Beat butter and sugar with electric mixer on medium speed until light and fluffy. Beat in the egg until combined. In a separate bowl, mix together crushed pretzel flour & AP flour. Stir the pretzel mixture into the butter/sugar/egg mixture. Should become one, big crumbly clump. Press all of the lumpy batter into the bottom of the cookie pan evenly.
Mad Baker @ work :) Earl Grey on hand.
With an offset spatula (or butter knife) thinly spread the peanut butter over the pretzel batter base. Sprinkle the chocolate, caramel & pretzel pieces on top if the peanut butter & lightly pat them into the peanut butter.   

Bake for 20-25 minutes or until caramel & chocolate is completely melted & gooey. Allow to cool completely. Cut into squares & ENJOY! 

<3 Lishie


Before entering the oven...
Freshly out of the oven...
Pretzel "Flour"

Friday, July 8, 2011

Rocky Road Bars

Here's another Lishie original ~ another fresh, new twist on an old favorite. Inspiration comes in so many ways for me & this one hit me while purchasing graham crackers for my S'Mores Bars. Up on the shelf next to the original Honey Graham Crackers were CHOCOLATE GRAHAM CRACKERS. Genius, simply genius. 


I was in cookie bar mode & my mind instantly combined the chocolate graham crackers with the mini marshmallows I already had placed in my cart (for my S'Mores Bars) to form... Rocky Road Bars. (See, sometimes it pays to have rocks in my head!) Just had to run back for some roasted almonds... & I was set! Set to create another portable, DeLish ~Original~ treat. 


When I tell you I truly was not ready for how good these were going to taste, I absolutely mean it. OMGoodness, scrumptious!!! They are so easy & reap so much chewy yumminess. The combination of sweet chocolate & marshmallows with the salty almonds is amazing... You.must.make.these. I promise if you like Rocky Road, you WILL love these. Heck, you will LOVE these no matter what! ;) And so will the children! Make a pan of these & a pan of DeLish Lishie's S'Mores Bars quick!


Lishie's Rocky Road Bars


  • 1 & 1/2 sticks butter, room temp.
  • 2/3 cup sugar
  • 1 egg
  • 1 tsp vanilla
  • 3 cups crushed chocolate graham crackers 
  • 1/2 cup all purpose flour
  • 1/2 tsp sea salt
  • 1 cup chocolate (chips/pieces, etc)
  • 1 cup roasted almonds, crushed
  • 3 1/2 cups mini marshmallows
Pre-heat oven to 350°, grease or spray 9x9-inch baking pan.

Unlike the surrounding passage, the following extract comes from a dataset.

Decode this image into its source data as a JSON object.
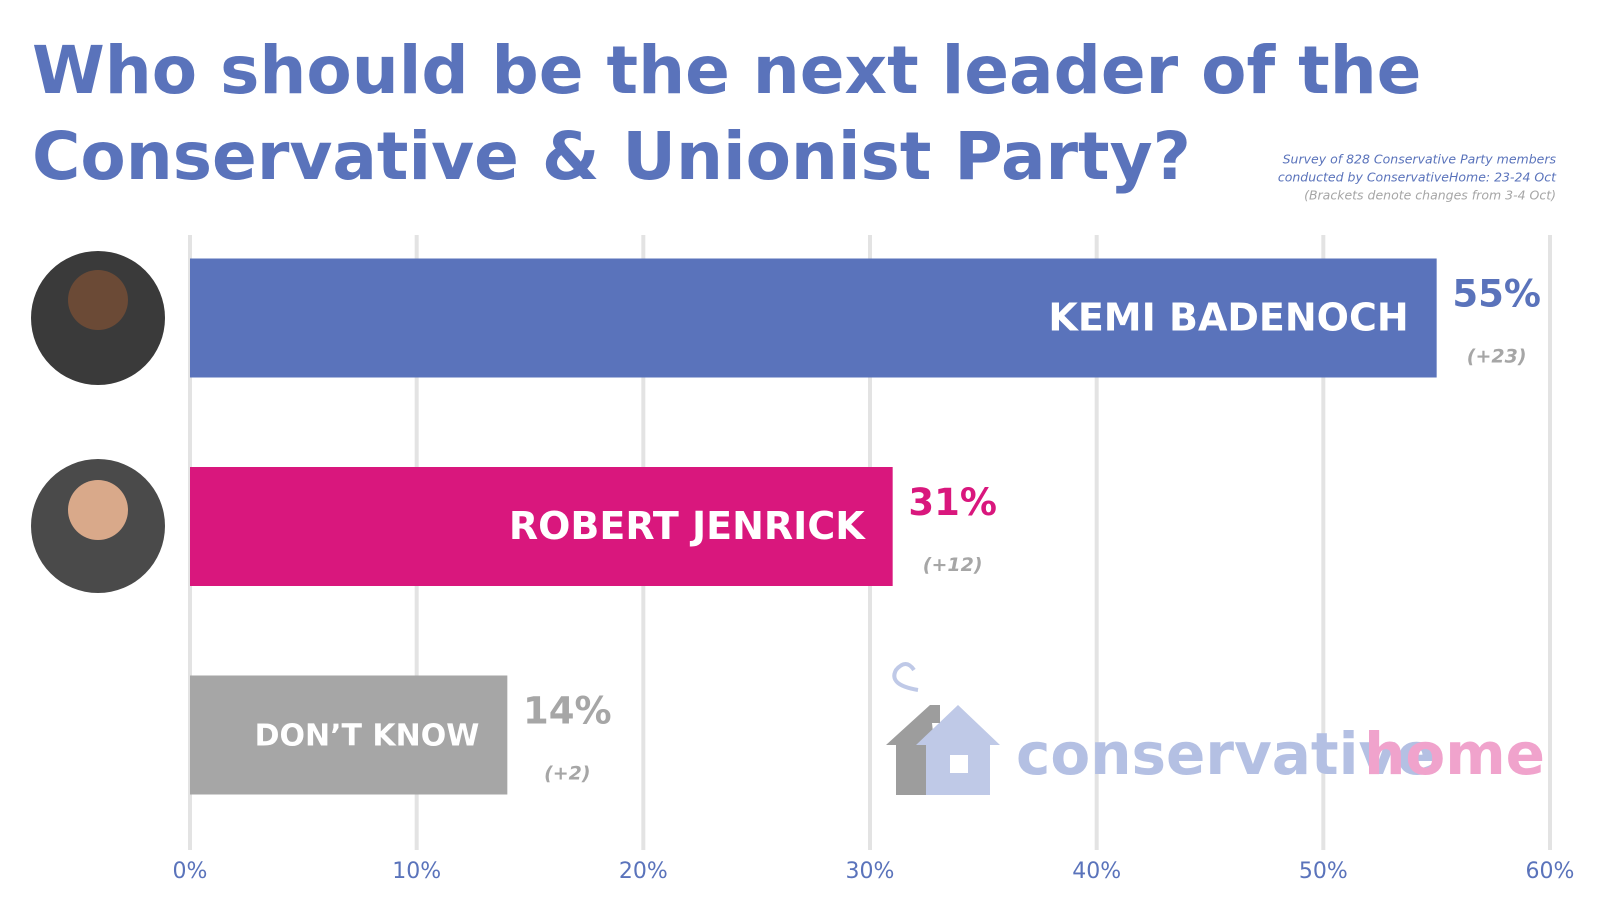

A dollop of ice cream as a nod to the original Rocky Road format.
Beat butter and sugar with electric mixer on medium speed until light and fluffy. Beat in egg and vanilla. In a separate bowl, mix together crushed chocolate graham crackers, flour, and sea salt. Stir the graham cracker mixture into the butter/ sugar/ egg / vanilla mixture. Should become one, big crumbly clump.

In a small bowl, mix 1/2 of the chocolate graham cracker mix, the chocolate, the crushed almonds & the mini marshmallows. Set aside for  a moment.

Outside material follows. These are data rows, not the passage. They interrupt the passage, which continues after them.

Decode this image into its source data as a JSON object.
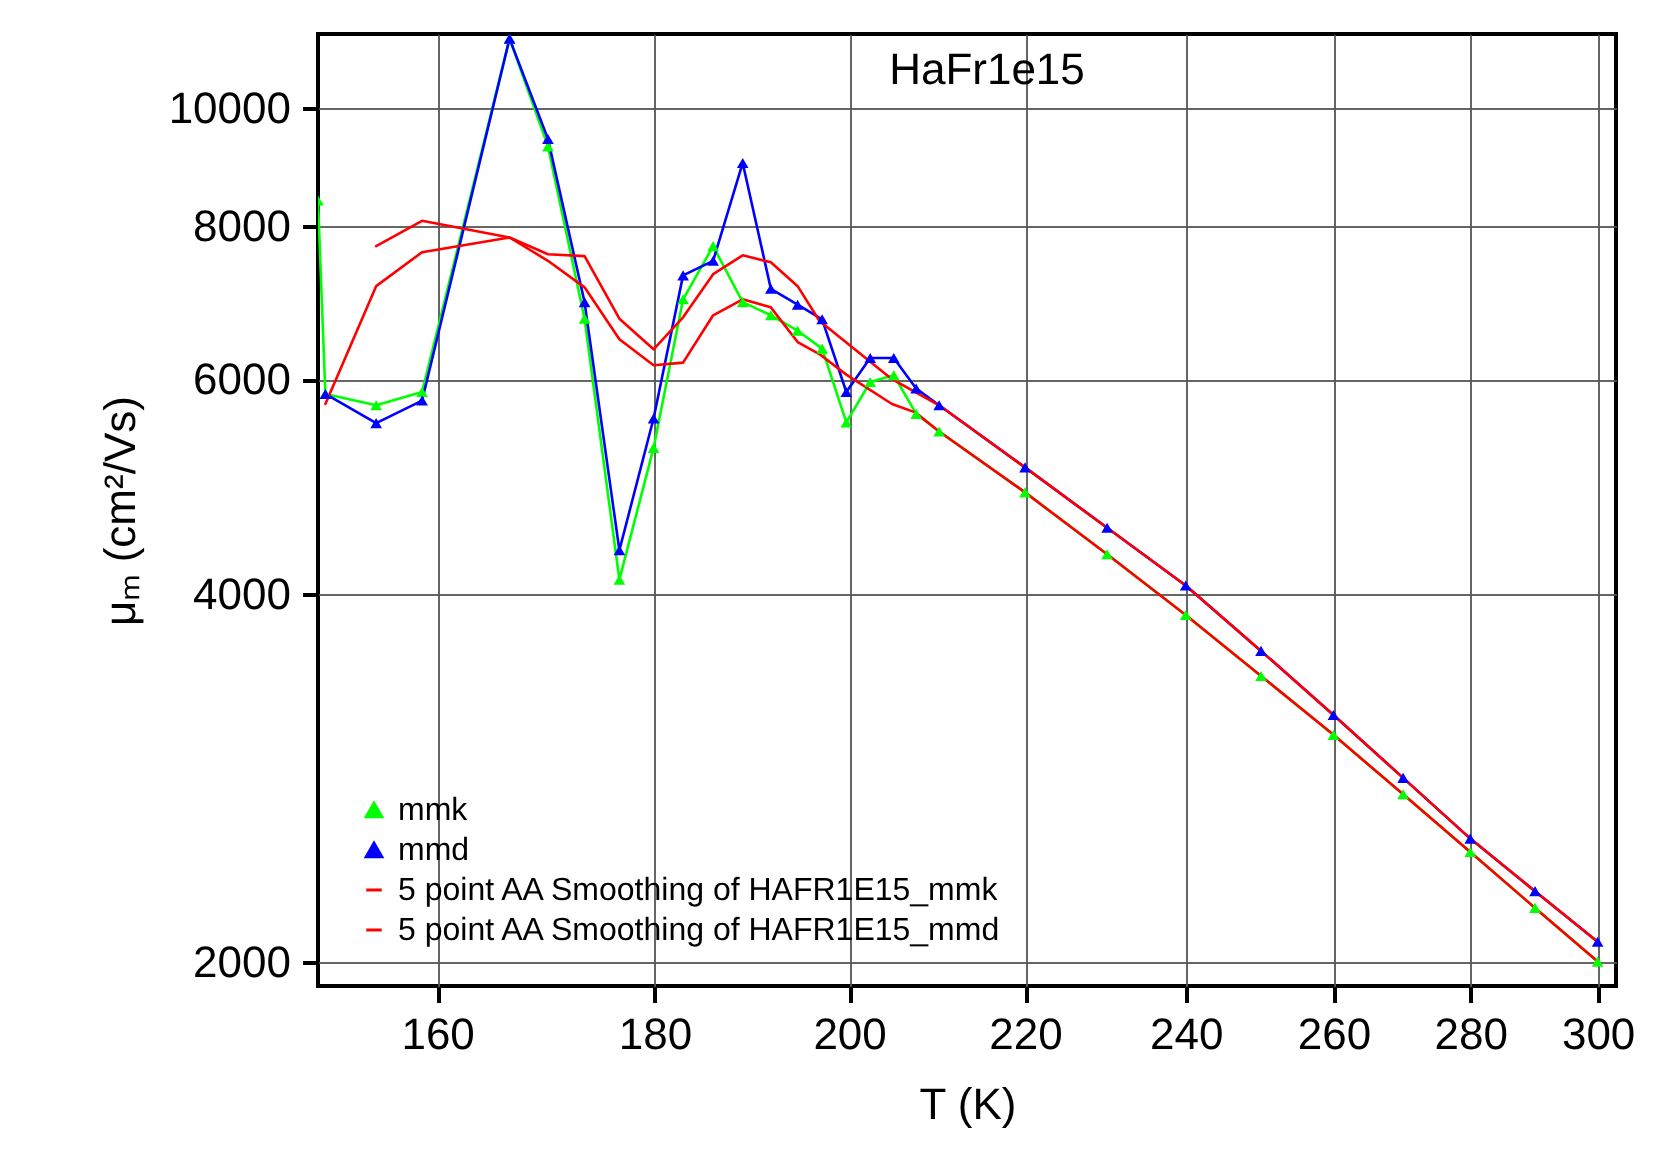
{
  "chart_data": {
    "type": "line",
    "title": "HaFr1e15",
    "xlabel": "T (K)",
    "ylabel": "μₘ (cm²/Vs)",
    "log": "xy",
    "xlim": [
      150,
      303
    ],
    "ylim": [
      1910,
      11500
    ],
    "xticks": [
      160,
      180,
      200,
      220,
      240,
      260,
      280,
      300
    ],
    "yticks": [
      2000,
      4000,
      6000,
      8000,
      10000
    ],
    "grid": true,
    "legend": "bottom left",
    "line_style": "solid",
    "series": [
      {
        "name": "mmk",
        "color": "#00ff00",
        "marker": "triangle",
        "x": [
          150,
          150.6,
          154.8,
          158.7,
          166.4,
          169.9,
          173.3,
          176.6,
          179.9,
          182.8,
          185.8,
          188.8,
          191.7,
          194.5,
          197.1,
          199.7,
          202.3,
          204.9,
          207.4,
          210,
          220,
          230,
          240,
          250,
          260,
          270,
          280,
          290,
          300
        ],
        "values": [
          8400,
          5833,
          5711,
          5855,
          11400,
          9304,
          6723,
          4110,
          5269,
          6973,
          7708,
          6936,
          6766,
          6572,
          6354,
          5528,
          5966,
          6043,
          5618,
          5435,
          4845,
          4311,
          3845,
          3427,
          3067,
          2742,
          2459,
          2213,
          2000
        ]
      },
      {
        "name": "mmd",
        "color": "#0000ff",
        "marker": "triangle",
        "x": [
          150.6,
          154.8,
          158.7,
          166.4,
          169.9,
          173.3,
          176.6,
          179.9,
          182.8,
          185.8,
          188.8,
          191.7,
          194.5,
          197.1,
          199.7,
          202.3,
          204.9,
          207.4,
          210,
          220,
          230,
          240,
          250,
          260,
          270,
          280,
          290,
          300
        ],
        "values": [
          5833,
          5521,
          5761,
          11400,
          9434,
          6936,
          4344,
          5569,
          7295,
          7498,
          9017,
          7113,
          6902,
          6715,
          5855,
          6242,
          6242,
          5893,
          5710,
          5079,
          4532,
          4065,
          3593,
          3184,
          2828,
          2522,
          2284,
          2076
        ]
      },
      {
        "name": "5 point AA Smoothing of HAFR1E15_mmk",
        "color": "#ff0000",
        "marker": "none",
        "x": [
          154.8,
          158.7,
          166.4,
          169.9,
          173.3,
          176.6,
          179.9,
          182.8,
          185.8,
          188.8,
          191.7,
          194.5,
          196.8,
          199.7,
          204.7,
          207.3,
          210,
          220,
          230,
          240,
          250,
          260,
          270,
          280,
          290,
          300
        ],
        "values": [
          7708,
          8085,
          7835,
          7498,
          7132,
          6467,
          6158,
          6188,
          6766,
          6973,
          6868,
          6433,
          6289,
          6050,
          5724,
          5634,
          5435,
          4845,
          4311,
          3845,
          3427,
          3067,
          2742,
          2459,
          2213,
          2000
        ]
      },
      {
        "name": "5 point AA Smoothing of HAFR1E15_mmd",
        "color": "#ff0000",
        "marker": "none",
        "x": [
          150.6,
          154.8,
          158.7,
          166.4,
          169.9,
          173.3,
          176.6,
          179.9,
          182.8,
          185.8,
          188.8,
          191.7,
          194.5,
          196.8,
          204.7,
          210,
          220,
          230,
          240,
          250,
          260,
          270,
          280,
          290,
          300
        ],
        "values": [
          5724,
          7148,
          7621,
          7835,
          7592,
          7564,
          6723,
          6346,
          6740,
          7311,
          7576,
          7478,
          7148,
          6697,
          5998,
          5710,
          5079,
          4532,
          4065,
          3593,
          3184,
          2828,
          2522,
          2284,
          2076
        ]
      }
    ]
  }
}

Press about 1/2 cup or more, if needed, of the chocolate graham cracker mix over the bottom of the greased baking pan. Crumble the chocolate/ marshmallow/ almond/ graham cracker mix on top. Pushed it by hand into the pan to "set it".


*Optional~ Sprinkle a little Sea Salt on top!

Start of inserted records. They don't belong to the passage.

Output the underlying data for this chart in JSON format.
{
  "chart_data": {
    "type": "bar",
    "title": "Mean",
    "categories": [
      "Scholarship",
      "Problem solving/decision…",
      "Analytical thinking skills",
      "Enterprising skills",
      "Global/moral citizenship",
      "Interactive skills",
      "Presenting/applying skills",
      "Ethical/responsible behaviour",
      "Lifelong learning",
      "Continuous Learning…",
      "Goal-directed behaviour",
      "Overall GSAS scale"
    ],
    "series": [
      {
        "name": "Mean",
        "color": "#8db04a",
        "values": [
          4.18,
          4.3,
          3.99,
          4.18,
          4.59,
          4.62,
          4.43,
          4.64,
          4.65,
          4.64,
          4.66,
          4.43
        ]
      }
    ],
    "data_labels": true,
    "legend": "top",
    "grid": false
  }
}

Bake for 25-30 minutes or until brown.

Straight out of the oven... warm, chewy goodness!
*Lishie tip~ You can substitute other nuts... peanuts, walnuts, pecans, etc. but just keep in mind that almonds are one of the primary ingredients from the basic Rocky Road formula. Same goes for subs of mini marshmallows! 


*Lishie Facts~ While visiting some sites to make sure I had the correct original R. R. combination & nut, I ran across this on Edy's (Dreyer's) web-site: In 1929, after the stock market crash, our founder created The Original Rocky Road. His mix of almonds, mini marshmallows and chocolate ice cream made people smile!